Inilah Koran dapat dibaca gratis dalam masa terbatas di aplikasi smartphone & tablet Android.

Editorial

Sekali lagi publik menjadi saksi teror terhadap KPK. Kita tak sependapat bahwa peristiwa ini biasa saja. Kita patut bercuriga bahwa ada kekuatan-kekuatan yang ingin memberangus taring komisi antirasuah itu. Dan itu harus kita lawan bersama-sama.

Kenapa? Betul, yang dilempari bom molotov adalah rumah Agus Raharjo dan Laode Syarif. Tapi, sasaran sesungguhnya adalah semangat pemberantasan korupsi. Yang “dilempar bom molotov” sejatinya bukan rumah petinggi KPK, melainkan KPK secara kelembagaan.

Teror terhadap KPK bukan kali ini saja terjadi. Yang fenomenal adalah ketika wajah penyidiknya, Novel Baswedan, disiram air keras. Hingga kini, dengan mata yang setengah bisa melihat, siapa pelaku teror terhadap Novel itu belum juga berhasil diungkap polisi.

Siapapun boleh saja mengimbau peristiwa ini jangan dibesar-besarkan. Tapi kita tidak sepakat. Sebab, sekali lagi, yang hendak dimatikan adalah semangat pemberantasan korupsi. Dan, itu berlawanan dengan semangat reformasi.

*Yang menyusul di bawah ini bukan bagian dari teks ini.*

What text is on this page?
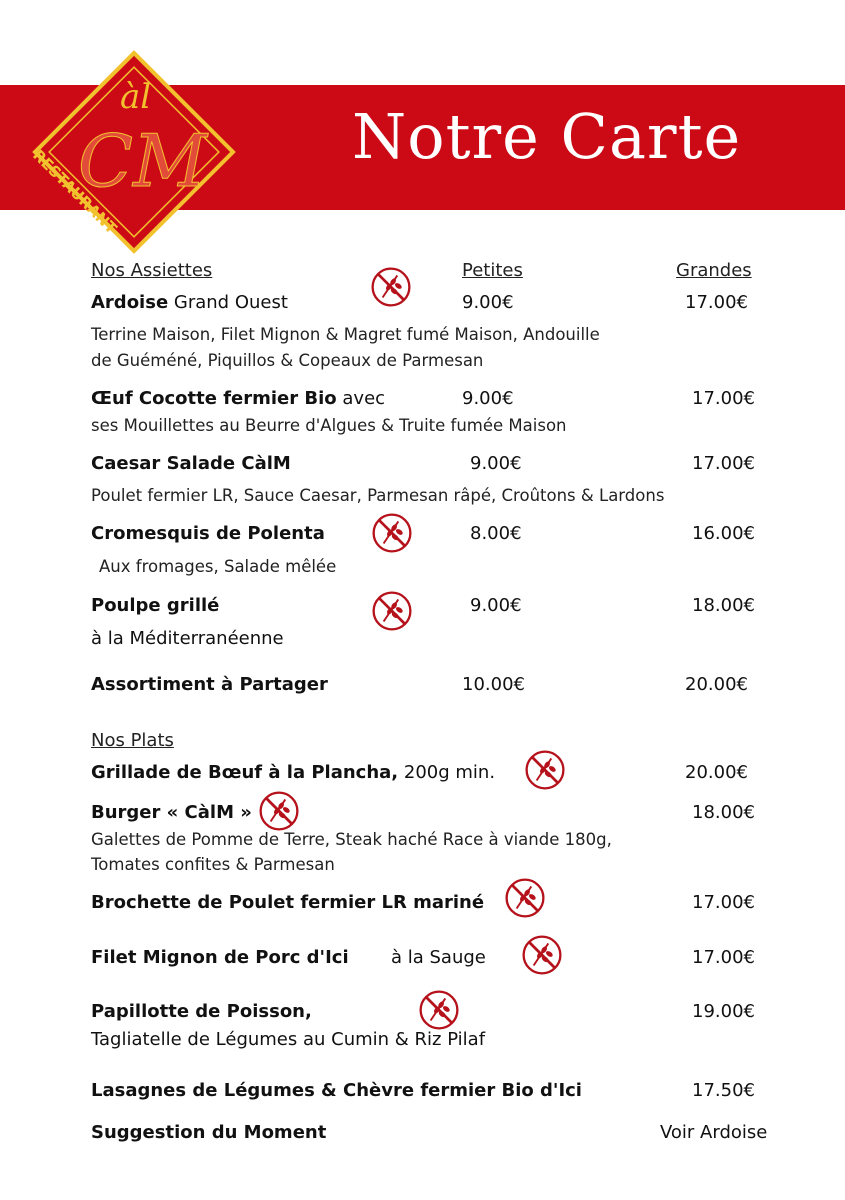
Notre Carte
àl
CM
RESTAURANT
Nos Assiettes	Petites	Grandes
Ardoise Grand Ouest	9.00€	17.00€
Terrine Maison, Filet Mignon & Magret fumé Maison, Andouille
de Guéméné, Piquillos & Copeaux de Parmesan
Œuf Cocotte fermier Bio avec	9.00€	17.00€
ses Mouillettes au Beurre d'Algues & Truite fumée Maison
Caesar Salade CàlM	9.00€	17.00€
Poulet fermier LR, Sauce Caesar, Parmesan râpé, Croûtons & Lardons
Cromesquis de Polenta	8.00€	16.00€
Aux fromages, Salade mêlée
Poulpe grillé	9.00€	18.00€
à la Méditerranéenne
Assortiment à Partager	10.00€	20.00€
Nos Plats
Grillade de Bœuf à la Plancha, 200g min.	20.00€
Burger « CàlM »	18.00€
Galettes de Pomme de Terre, Steak haché Race à viande 180g,
Tomates confites & Parmesan
Brochette de Poulet fermier LR mariné	17.00€
Filet Mignon de Porc d'Ici à la Sauge	17.00€
Papillotte de Poisson,	19.00€
Tagliatelle de Légumes au Cumin & Riz Pilaf
Lasagnes de Légumes & Chèvre fermier Bio d'Ici	17.50€
Suggestion du Moment	Voir Ardoise
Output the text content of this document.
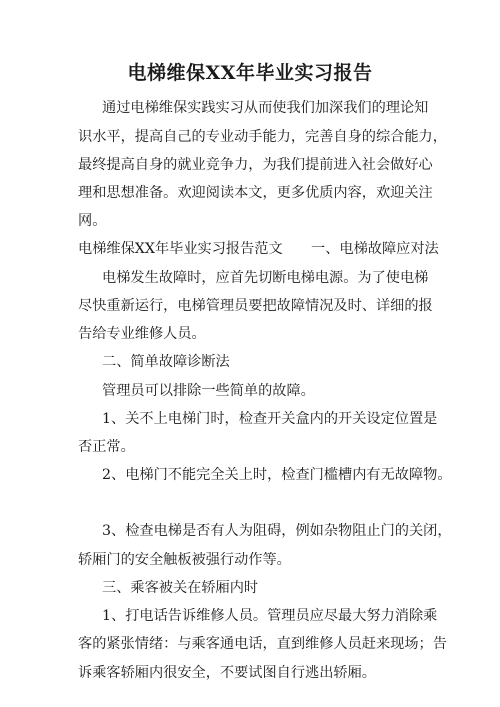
电梯维保XX年毕业实习报告
通过电梯维保实践实习从而使我们加深我们的理论知
识水平，提高自己的专业动手能力，完善自身的综合能力，
最终提高自身的就业竞争力，为我们提前进入社会做好心
理和思想准备。欢迎阅读本文，更多优质内容，欢迎关注
网。
电梯维保XX年毕业实习报告范文　　一、电梯故障应对法
电梯发生故障时，应首先切断电梯电源。为了使电梯
尽快重新运行，电梯管理员要把故障情况及时、详细的报
告给专业维修人员。
二、简单故障诊断法
管理员可以排除一些简单的故障。
1、关不上电梯门时，检查开关盒内的开关设定位置是
否正常。
2、电梯门不能完全关上时，检查门槛槽内有无故障物。
3、检查电梯是否有人为阻碍，例如杂物阻止门的关闭，
轿厢门的安全触板被强行动作等。
三、乘客被关在轿厢内时
1、打电话告诉维修人员。管理员应尽最大努力消除乘
客的紧张情绪：与乘客通电话，直到维修人员赶来现场；告
诉乘客轿厢内很安全，不要试图自行逃出轿厢。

Kita menuntut pihak kepolisian menangkap pelaku, membongkar motif, dan mengusut tuntas perkara ini. Secepatnya. Sebab, dengan begitulah, polisi ikut menjaga semangat pemberantasan korupsi tetap menyala di dada kita.

Semangat itulah yang dibutuhkan. Faktanya, tindak korupsi, tetap saja jadi penyakit stadium empat pada bangsa ini. Kita melihat para garong uang negara itu tak malu-malu lagi melakukan perbuatannya, sementara masyarakat dihimpit persoalan ekonomi pelik. Penangkapanpenangkapan yang dilakukan KPK tak membuat jera, bahkan kemudian mereka lawan dengan bentuk teror semacam ini.

Sambil menunggu pengusutan ini, kita pun perlu mengingatkan aparat kepolisian tentang utang mereka dalam hal kasus Novel Baswedan. Sudah lama peristiwa itu terjadi, tapi sampai sekarang secuil tanda penyelesaian pun belum pernah tampak oleh publik.